O bahsedilen adam ve şahıs elbette ki maddî bir şahıs değildir. Risâle-i Nûr Talebelerinin tesânüdünden hâsıl olan ve onların şahs-ı mânevîsini temsîl eden Nûrânî ve mânevî bir şahıstır. Onun için sonra gelecek ibarelerini müşahhas bir şahsa tatbîk etmek Risâle-i Nûr hakîkatlerine uygun düşmez. Çünkü Bedîüzzamân Hazretleri “bütün vazîfelerimi şahs-ı mânevînize bırakmıştım.”9 demektedir. Hem de “Üstâdımız olan şakirtlerin şahs-ı mânevîsi nâmına istiyorum.”10 veya “Vazîfem bitmiş gibi bana geliyor. Sizin vazîfeniz devam ediyor.”11 ifâdeleri ile sonra gelecek olan ve bir zamanlar muntazır olup, sonra gelecek dediği O Zât’ın Risâle-i Nûr ve şakirtlerinin şahs-ı mânevî olduğunu açık ve net olarak ifâde ediyor. Kastamonu Lâhikası’nda da “Terfi-i makâm ve rütbe için bizlere bir fermân-ı şâhâne mânevî bir cânipten geliyor, kemâl-i hürmetle ellerinden tutup bize getiriyordular. Biz baktık ki, o fermân-ı âli Kur’ân-ı Azîmüşşân olarak çıktı. O halde bu mânâ kalbe geldi: Demek Kur’ân yüzünden Risâle-i Nûr’un şahs-ı mânevîsi ve biz şakirtleri, bir terfi ve terakki fermânını âlem-i gayptan alacağız.”12 denilmektedir. Burada da Üstâd Hazretleri Risâle-i Nûr’un şahs-ı mânevîsi içerisinde biz şakirtleri diyerek, bir terfi ve terakki fermânının âlem-i gayptan alacak olanın “Risâle-i Nûr’un şahs-ı mânevîsi ve biz şakirtleri” olduğunu açıkça gösteriyor.

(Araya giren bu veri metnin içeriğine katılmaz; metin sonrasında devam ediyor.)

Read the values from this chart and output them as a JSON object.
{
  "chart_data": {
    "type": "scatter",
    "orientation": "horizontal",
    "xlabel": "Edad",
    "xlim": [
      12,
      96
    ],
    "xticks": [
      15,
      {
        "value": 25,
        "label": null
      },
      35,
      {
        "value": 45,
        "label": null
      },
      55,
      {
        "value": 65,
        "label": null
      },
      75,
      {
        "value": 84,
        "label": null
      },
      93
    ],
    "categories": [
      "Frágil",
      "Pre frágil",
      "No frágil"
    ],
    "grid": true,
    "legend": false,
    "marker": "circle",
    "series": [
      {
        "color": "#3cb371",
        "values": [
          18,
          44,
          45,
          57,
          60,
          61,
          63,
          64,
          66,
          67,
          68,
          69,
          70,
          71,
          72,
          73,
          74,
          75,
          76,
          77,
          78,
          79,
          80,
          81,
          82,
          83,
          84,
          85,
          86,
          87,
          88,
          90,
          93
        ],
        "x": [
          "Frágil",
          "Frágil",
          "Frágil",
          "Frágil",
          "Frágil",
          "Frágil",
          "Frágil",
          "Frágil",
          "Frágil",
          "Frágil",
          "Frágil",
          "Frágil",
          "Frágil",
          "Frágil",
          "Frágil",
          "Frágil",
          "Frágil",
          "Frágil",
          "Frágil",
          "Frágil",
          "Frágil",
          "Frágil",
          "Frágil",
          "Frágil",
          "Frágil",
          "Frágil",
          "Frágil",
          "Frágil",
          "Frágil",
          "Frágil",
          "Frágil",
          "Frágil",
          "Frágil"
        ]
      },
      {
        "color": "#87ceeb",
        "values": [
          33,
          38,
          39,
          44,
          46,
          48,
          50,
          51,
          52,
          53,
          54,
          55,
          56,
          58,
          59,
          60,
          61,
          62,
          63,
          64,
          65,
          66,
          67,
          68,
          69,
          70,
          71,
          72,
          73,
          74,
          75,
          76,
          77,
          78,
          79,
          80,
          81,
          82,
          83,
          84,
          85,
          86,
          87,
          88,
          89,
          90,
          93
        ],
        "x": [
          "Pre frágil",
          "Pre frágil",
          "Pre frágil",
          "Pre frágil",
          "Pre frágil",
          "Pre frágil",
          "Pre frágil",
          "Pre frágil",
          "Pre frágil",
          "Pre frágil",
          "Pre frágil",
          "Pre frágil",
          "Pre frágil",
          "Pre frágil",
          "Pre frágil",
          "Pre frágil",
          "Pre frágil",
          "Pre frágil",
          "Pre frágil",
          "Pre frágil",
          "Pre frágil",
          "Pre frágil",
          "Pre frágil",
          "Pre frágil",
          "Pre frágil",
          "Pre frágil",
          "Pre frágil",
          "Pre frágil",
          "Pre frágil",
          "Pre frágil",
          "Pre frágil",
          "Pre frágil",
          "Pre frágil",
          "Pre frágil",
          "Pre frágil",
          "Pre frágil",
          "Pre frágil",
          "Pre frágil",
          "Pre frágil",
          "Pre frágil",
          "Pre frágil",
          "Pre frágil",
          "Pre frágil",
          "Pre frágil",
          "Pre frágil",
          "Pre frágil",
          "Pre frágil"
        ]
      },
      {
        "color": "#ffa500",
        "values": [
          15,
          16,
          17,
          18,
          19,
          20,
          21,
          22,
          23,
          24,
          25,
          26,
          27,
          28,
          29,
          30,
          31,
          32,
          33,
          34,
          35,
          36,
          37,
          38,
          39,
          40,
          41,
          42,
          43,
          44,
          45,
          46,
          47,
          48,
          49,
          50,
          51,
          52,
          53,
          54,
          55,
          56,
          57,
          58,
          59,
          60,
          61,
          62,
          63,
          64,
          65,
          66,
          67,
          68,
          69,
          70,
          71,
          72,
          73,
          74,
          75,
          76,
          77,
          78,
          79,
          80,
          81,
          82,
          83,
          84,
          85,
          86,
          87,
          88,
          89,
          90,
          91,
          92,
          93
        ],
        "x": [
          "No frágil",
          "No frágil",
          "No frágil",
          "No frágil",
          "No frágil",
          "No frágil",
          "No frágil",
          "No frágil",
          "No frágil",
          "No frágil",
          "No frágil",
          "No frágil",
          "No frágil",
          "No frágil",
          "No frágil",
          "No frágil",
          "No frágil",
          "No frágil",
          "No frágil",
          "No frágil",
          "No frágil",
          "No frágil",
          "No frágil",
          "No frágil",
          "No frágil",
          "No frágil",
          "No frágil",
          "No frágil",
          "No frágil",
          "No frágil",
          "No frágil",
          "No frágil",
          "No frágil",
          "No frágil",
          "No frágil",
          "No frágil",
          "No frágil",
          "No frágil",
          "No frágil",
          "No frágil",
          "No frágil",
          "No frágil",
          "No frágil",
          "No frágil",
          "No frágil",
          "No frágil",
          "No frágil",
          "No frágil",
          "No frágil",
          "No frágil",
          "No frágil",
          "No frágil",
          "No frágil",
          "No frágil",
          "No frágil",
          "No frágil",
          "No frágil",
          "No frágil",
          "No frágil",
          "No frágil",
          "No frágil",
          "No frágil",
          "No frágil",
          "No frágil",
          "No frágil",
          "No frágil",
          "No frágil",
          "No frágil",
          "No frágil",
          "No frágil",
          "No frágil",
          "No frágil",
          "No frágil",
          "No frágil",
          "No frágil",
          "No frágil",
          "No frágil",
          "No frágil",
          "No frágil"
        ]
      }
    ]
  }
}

Ayrıca Emirdağ Lâhikası’nda “Kendimizi değil, Risâle-i Nûr’un şahs-ı mânevîsini ehl-i îmâna gösteriyoruz.”13 demesi ve On Beşinci Şuâ’da üçüncü medrese-i Yusufiyenin el-Hüccetü’z-Zehrâ ve Zühretü’n-Nur olan tek dersini dinleyen Nur şakirtlerinin bir takriznâmesinde kendisi için “Envâr-ı Muhammediyeyi (asm) ve maarif-i Ahmediyeyi (asm) ve füyuzât-ı şem’-i İlâhîyi en müşa’şa bir şekilde parlatması ve Kur’ânî ve hadîsi olan işarât-ı riyaziyenin kendisinde müntehî olması ve hitabât-ı Nebeviyeyi (asm) ifade eden âyât-ı celîlenin riyazî beyanlarının kendi üzerinde toplanması delâletleriyle o zât hizmet-i îmâniye noktasında Risâletin bir mir’ât-ı mücellâsı ve şecere-i Risâletin bir son meyve-i münevveri ve lisân-ı Risâletin irsiyet noktasında son dehan-ı hakikatı ve şem-i İlâhînin hizmet-i îmâniye cihetinde bir son hâmil-i zîsaâdeti olduğuna şüphe yoktur” diye yazılan mektuba “Benim hissemi haddimden yüz derece ziyâde vermeleriyle berâber, bu imza sahiplerinin hatırlarını kırmaya cesaret edemedim. Sükût ederek o medhi Risâle-i Nûr şakirtlerinin şahs-ı mânevîsi namına kabul ettim.”14 diyen Üstâd Bedîüzzamân Hazretleri elbette ki bir hakîkati ifâdeyle, kendisinin de sonra gelecek olan o şahs-ı mânevînin bir şakirdi olarak telâkki ediyor. Yanlış basmamak ve hakkın hatırını da yüksek ve yüce tutmak için bütün külliyatta devamlı kendi şahsını azlediyor ve sonra gelecek olan Risâle-i Nûrun şahs-ı mânevîsini ve o şahs-ı mânevîyi temsil eden has şakirtlerin şahs-ı mânevîsini nazarlara sunuyor ve o şahs-ı mânevînin “Ferîd” makâmına mazhâr olduğunu ve o şahs-ı mânevînin de hiçbir makâmın tasarrufu altına girmeye mecbûr olmadığını beyan ediyor.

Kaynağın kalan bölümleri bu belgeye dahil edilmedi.